Last updated on February 2nd, 2024 at 11:20 am

_χρόνος διαβασματός : [ 5 ] minutes

 

Le dottrine politiche occidentali sono poltiglia, teatrini del nulla.

Authored by Herbert George Wells via The Island of Dr. Moreau

moreau2

In Italia, la Lega e Fratelli d’Italia (FdI) promuovono la sterilizzazione o la castrazione chimica dei criminali noti come sex offenders. Tuttavia, l’idea di promuovere la stessa pratica per i mafiosi solleva questioni complesse e dibattute, forse dato il ruolo primario che la mentalità mafiosa ha ormai nella nostra società .

La castrazione fisica e chimica è un argomento delicato e controverso. Le moderne democrazie effettuano la castrazione fisica solo per motivi medici, mentre la castrazione chimica temporanea è possibile in alcune nazioni.
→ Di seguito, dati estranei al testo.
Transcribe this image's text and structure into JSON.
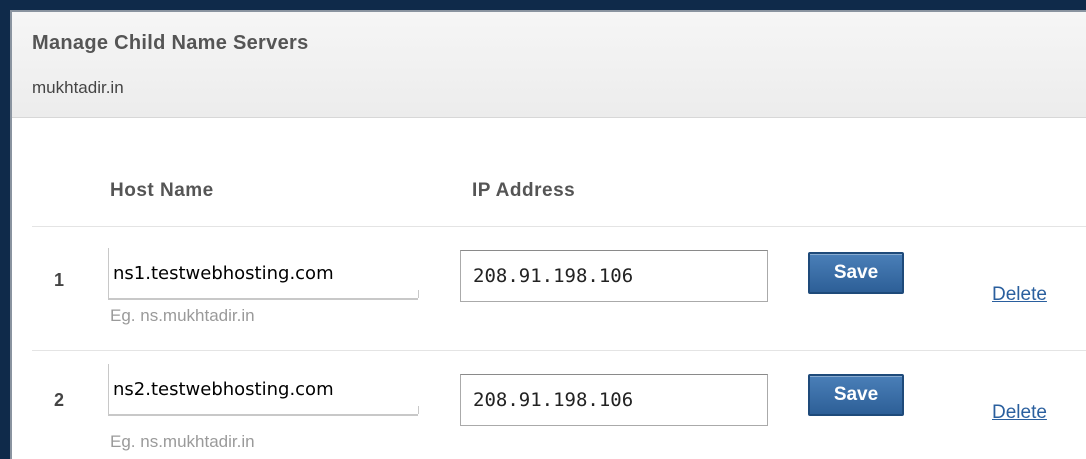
{
  "header": {
    "title": "Manage Child Name Servers",
    "domain": "mukhtadir.in"
  },
  "columns": {
    "host_name": "Host Name",
    "ip_address": "IP Address"
  },
  "rows": [
    {
      "number": "1",
      "host_value": "ns1.testwebhosting.com",
      "host_hint": "Eg. ns.mukhtadir.in",
      "ip_value": "208.91.198.106",
      "save_label": "Save",
      "delete_label": "Delete"
    },
    {
      "number": "2",
      "host_value": "ns2.testwebhosting.com",
      "host_hint": "Eg. ns.mukhtadir.in",
      "ip_value": "208.91.198.106",
      "save_label": "Save",
      "delete_label": "Delete"
    }
  ],
  "colors": {
    "frame": "#0f2a4a",
    "button": "#2d5f97",
    "link": "#2a5f9e"
  }
}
Tuttavia, la castrazione umana per scopi punitivi, coercitivi o eugenetici è fermamente condannata da attivisti, leggi, religioni.

La promozione di tali pratiche solleva secondo la Stampa, e certa opinione pubblica, significativi problemi etici, legali e scientifici, e richiede un’attenta considerazione delle implicazioni e limitazioni delle prove genetiche nel contesto della giustizia penale.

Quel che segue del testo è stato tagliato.